Key velocity is being used to start and stop playback of groove~. On velocities coming from stripnote are sent via startBang to “rewind” the buffer, with a playback ratio following quickly afterwards. All velocities are sent to a select 0 object. Off velocities send out a bang, triggering the 0. message to be sent as the kbRatio. A playback ratio of zero stops playback.
**If you want to generate ratios for non-12-tone equal temperament you can generate any ratio you like as part of an expression object. Just intonation can be derived from integer ratios. Microtonal intervals can be generated with a formula of 2 to the x/y power, where y is the number of steps in the octave and x is the number of steps of your interval from the root key.
I included the example patcher (grooveplay.maxpat) in the zipped soundfilepatcher archive from Monday.
buffer~
Preliminary stuff first. buffer~ allows you to load a sound file into RAM. You can play it back with a number of objects, get information about it, etc., but it is in effect like sampler memory.
The object takes arguments for buffer name, length (in ms), and number of channels. You “read” files into a buffer (instead of sfplay~’s open), but it is more beneficial to use a replace message. The replace message resizes the buffer to match the length of the sound file loaded.
You can double-click the buffer to see a graphic waveform display of the loaded sound file. The left outlet of buffer will report mouse position (in ms) when you click on the graphic display. The right outlet sends a bang when a sound file is finished loading. This bang is useful for sending to objects that provide info about the sound, and for other uses.
groove~
I just love the name of this object! The groove~ object plays sound from a buffer. It needs an argument for the buffer name to read from, and for the number of channels. The number of outlets depends on the number of channels for playback — there will always be one more than the number of channels. (The last outlet sends out a sync signal, which we will seldom if ever use.)
groove~ takes a signal-rate input for playback speed, expressed as a decimal ratio. Unity playback is the ratio 1. Negative ratios play backwards. I’m scaling a CC and sending it to a sig~ object (converts a float to a signal).

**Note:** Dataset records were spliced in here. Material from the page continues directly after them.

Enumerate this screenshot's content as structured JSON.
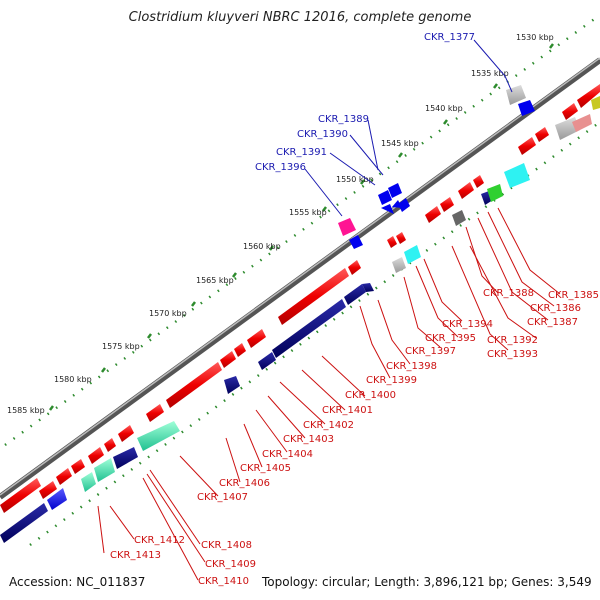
{
  "title": "Clostridium kluyveri NBRC 12016, complete genome",
  "footer": {
    "accession": "Accession: NC_011837",
    "summary": "Topology: circular; Length: 3,896,121 bp; Genes: 3,549"
  },
  "scale_labels": [
    "1530 kbp",
    "1535 kbp",
    "1540 kbp",
    "1545 kbp",
    "1550 kbp",
    "1555 kbp",
    "1560 kbp",
    "1565 kbp",
    "1570 kbp",
    "1575 kbp",
    "1580 kbp",
    "1585 kbp"
  ],
  "blue_labels": [
    "CKR_1377",
    "CKR_1389",
    "CKR_1390",
    "CKR_1391",
    "CKR_1396"
  ],
  "red_labels": [
    "CKR_1385",
    "CKR_1386",
    "CKR_1387",
    "CKR_1388",
    "CKR_1392",
    "CKR_1393",
    "CKR_1394",
    "CKR_1395",
    "CKR_1397",
    "CKR_1398",
    "CKR_1399",
    "CKR_1400",
    "CKR_1401",
    "CKR_1402",
    "CKR_1403",
    "CKR_1404",
    "CKR_1405",
    "CKR_1406",
    "CKR_1407",
    "CKR_1408",
    "CKR_1409",
    "CKR_1410",
    "CKR_1412",
    "CKR_1413"
  ],
  "colors": {
    "backbone": "#888888",
    "forward_gene": "#ff0000",
    "reverse_gene": "#000080",
    "label_blue": "#1a1ab0",
    "label_red": "#cc1111",
    "ticks": "#2e8b2e"
  }
}
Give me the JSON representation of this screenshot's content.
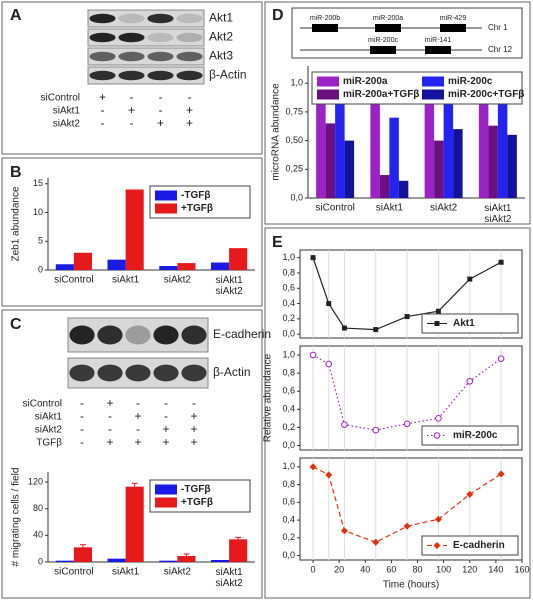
{
  "panel_labels": [
    "A",
    "B",
    "C",
    "D",
    "E"
  ],
  "blot_a": {
    "bands": [
      "Akt1",
      "Akt2",
      "Akt3",
      "β-Actin"
    ],
    "rows": [
      {
        "label": "siControl",
        "marks": [
          "+",
          "-",
          "-",
          "-"
        ]
      },
      {
        "label": "siAkt1",
        "marks": [
          "-",
          "+",
          "-",
          "+"
        ]
      },
      {
        "label": "siAkt2",
        "marks": [
          "-",
          "-",
          "+",
          "+"
        ]
      }
    ]
  },
  "blot_c": {
    "bands": [
      "E-cadherin",
      "β-Actin"
    ],
    "rows": [
      {
        "label": "siControl",
        "marks": [
          "-",
          "+",
          "-",
          "-",
          "-"
        ]
      },
      {
        "label": "siAkt1",
        "marks": [
          "-",
          "-",
          "+",
          "-",
          "+"
        ]
      },
      {
        "label": "siAkt2",
        "marks": [
          "-",
          "-",
          "-",
          "+",
          "+"
        ]
      },
      {
        "label": "TGFβ",
        "marks": [
          "-",
          "+",
          "+",
          "+",
          "+"
        ]
      }
    ]
  },
  "genome_map": {
    "chromosomes": [
      {
        "name": "Chr 1",
        "genes": [
          "miR-200b",
          "miR-200a",
          "miR-429"
        ]
      },
      {
        "name": "Chr 12",
        "genes": [
          "miR-200c",
          "miR-141"
        ]
      }
    ]
  },
  "chart_data": [
    {
      "type": "bar",
      "ylabel": "Zeb1 abundance",
      "categories": [
        "siControl",
        "siAkt1",
        "siAkt2",
        "siAkt1\nsiAkt2"
      ],
      "series": [
        {
          "name": "-TGFβ",
          "color": "#1a1ae6",
          "values": [
            1.0,
            1.8,
            0.7,
            1.3
          ]
        },
        {
          "name": "+TGFβ",
          "color": "#e61a1a",
          "values": [
            3.0,
            14.0,
            1.2,
            3.8
          ]
        }
      ],
      "ylim": [
        0,
        16
      ],
      "yticks": [
        0,
        5,
        10,
        15
      ],
      "legend": "upper right"
    },
    {
      "type": "bar",
      "ylabel": "# migrating cells / field",
      "categories": [
        "siControl",
        "siAkt1",
        "siAkt2",
        "siAkt1\nsiAkt2"
      ],
      "series": [
        {
          "name": "-TGFβ",
          "color": "#1a1ae6",
          "values": [
            2,
            5,
            2,
            3
          ]
        },
        {
          "name": "+TGFβ",
          "color": "#e61a1a",
          "values": [
            22,
            113,
            9,
            34
          ],
          "errors": [
            4,
            5,
            3,
            3
          ]
        }
      ],
      "ylim": [
        0,
        135
      ],
      "yticks": [
        0,
        40,
        80,
        120
      ],
      "legend": "upper right"
    },
    {
      "type": "bar",
      "ylabel": "microRNA abundance",
      "categories": [
        "siControl",
        "siAkt1",
        "siAkt2",
        "siAkt1\nsiAkt2"
      ],
      "series": [
        {
          "name": "miR-200a",
          "color": "#9b22c4",
          "values": [
            1.0,
            0.85,
            1.0,
            1.0
          ]
        },
        {
          "name": "miR-200a+TGFβ",
          "color": "#6b1080",
          "values": [
            0.65,
            0.2,
            0.5,
            0.63
          ]
        },
        {
          "name": "miR-200c",
          "color": "#2424f2",
          "values": [
            1.0,
            0.7,
            1.0,
            0.95
          ]
        },
        {
          "name": "miR-200c+TGFβ",
          "color": "#12129a",
          "values": [
            0.5,
            0.15,
            0.6,
            0.55
          ]
        }
      ],
      "ylim": [
        0,
        1.15
      ],
      "yticks": [
        {
          "value": 0,
          "label": "0,0"
        },
        {
          "value": 0.25,
          "label": "0,25"
        },
        {
          "value": 0.5,
          "label": "0,50"
        },
        {
          "value": 0.75,
          "label": "0,75"
        },
        {
          "value": 1,
          "label": "1,0"
        }
      ],
      "legend": "upper center"
    },
    {
      "type": "line",
      "x": [
        0,
        12,
        24,
        48,
        72,
        96,
        120,
        144
      ],
      "series": [
        {
          "name": "Akt1",
          "color": "#222222",
          "dash": "solid",
          "marker": "square",
          "values": [
            1.0,
            0.4,
            0.08,
            0.06,
            0.23,
            0.3,
            0.72,
            0.94
          ]
        }
      ],
      "xlim": [
        -10,
        160
      ],
      "ylim": [
        -0.05,
        1.1
      ],
      "yticks": [
        {
          "value": 0,
          "label": "0,0"
        },
        {
          "value": 0.2,
          "label": "0,2"
        },
        {
          "value": 0.4,
          "label": "0,4"
        },
        {
          "value": 0.6,
          "label": "0,6"
        },
        {
          "value": 0.8,
          "label": "0,8"
        },
        {
          "value": 1,
          "label": "1,0"
        }
      ],
      "grid": true,
      "legend": "lower right"
    },
    {
      "type": "line",
      "ylabel": "Relative abundance",
      "x": [
        0,
        12,
        24,
        48,
        72,
        96,
        120,
        144
      ],
      "series": [
        {
          "name": "miR-200c",
          "color": "#a020c0",
          "dash": "dotted",
          "marker": "circle",
          "values": [
            1.0,
            0.9,
            0.23,
            0.17,
            0.24,
            0.3,
            0.71,
            0.96
          ]
        }
      ],
      "xlim": [
        -10,
        160
      ],
      "ylim": [
        -0.05,
        1.1
      ],
      "yticks": [
        {
          "value": 0,
          "label": "0,0"
        },
        {
          "value": 0.2,
          "label": "0,2"
        },
        {
          "value": 0.4,
          "label": "0,4"
        },
        {
          "value": 0.6,
          "label": "0,6"
        },
        {
          "value": 0.8,
          "label": "0,8"
        },
        {
          "value": 1,
          "label": "1,0"
        }
      ],
      "grid": true,
      "legend": "lower right"
    },
    {
      "type": "line",
      "xlabel": "Time (hours)",
      "x": [
        0,
        12,
        24,
        48,
        72,
        96,
        120,
        144
      ],
      "series": [
        {
          "name": "E-cadherin",
          "color": "#e03010",
          "dash": "dashed",
          "marker": "diamond",
          "values": [
            1.0,
            0.91,
            0.28,
            0.15,
            0.33,
            0.41,
            0.69,
            0.92
          ]
        }
      ],
      "xlim": [
        -10,
        160
      ],
      "xticks": [
        0,
        20,
        40,
        60,
        80,
        100,
        120,
        140,
        160
      ],
      "ylim": [
        -0.05,
        1.1
      ],
      "yticks": [
        {
          "value": 0,
          "label": "0,0"
        },
        {
          "value": 0.2,
          "label": "0,2"
        },
        {
          "value": 0.4,
          "label": "0,4"
        },
        {
          "value": 0.6,
          "label": "0,6"
        },
        {
          "value": 0.8,
          "label": "0,8"
        },
        {
          "value": 1,
          "label": "1,0"
        }
      ],
      "grid": true,
      "legend": "lower right"
    }
  ]
}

The output of the sig~ object is sent to groove~. The toggle can be used to start and stop playback, although it won’t change playback speeds. The extra 0. message is included as a simple stop button.
groove~ has one big gotcha to get it to start playing. You have to tell it where to start in the buffer (time in ms). I’m using the message with “0.” to do that (it’s marked with the rewind comment). If you aren’t looping playback, you’ll need to “rewind” the playback position to play the sound again.
Looping status is set with the loop message. Loop 1 (or true) turns looping on; loop 0 (false) turns looping off. The second inlet can be used to set the minimum loop position (loop start); the third inlet sets the maximum loop position (loop end). If neither min or max points have been set, groove~ will loop the entire sound file.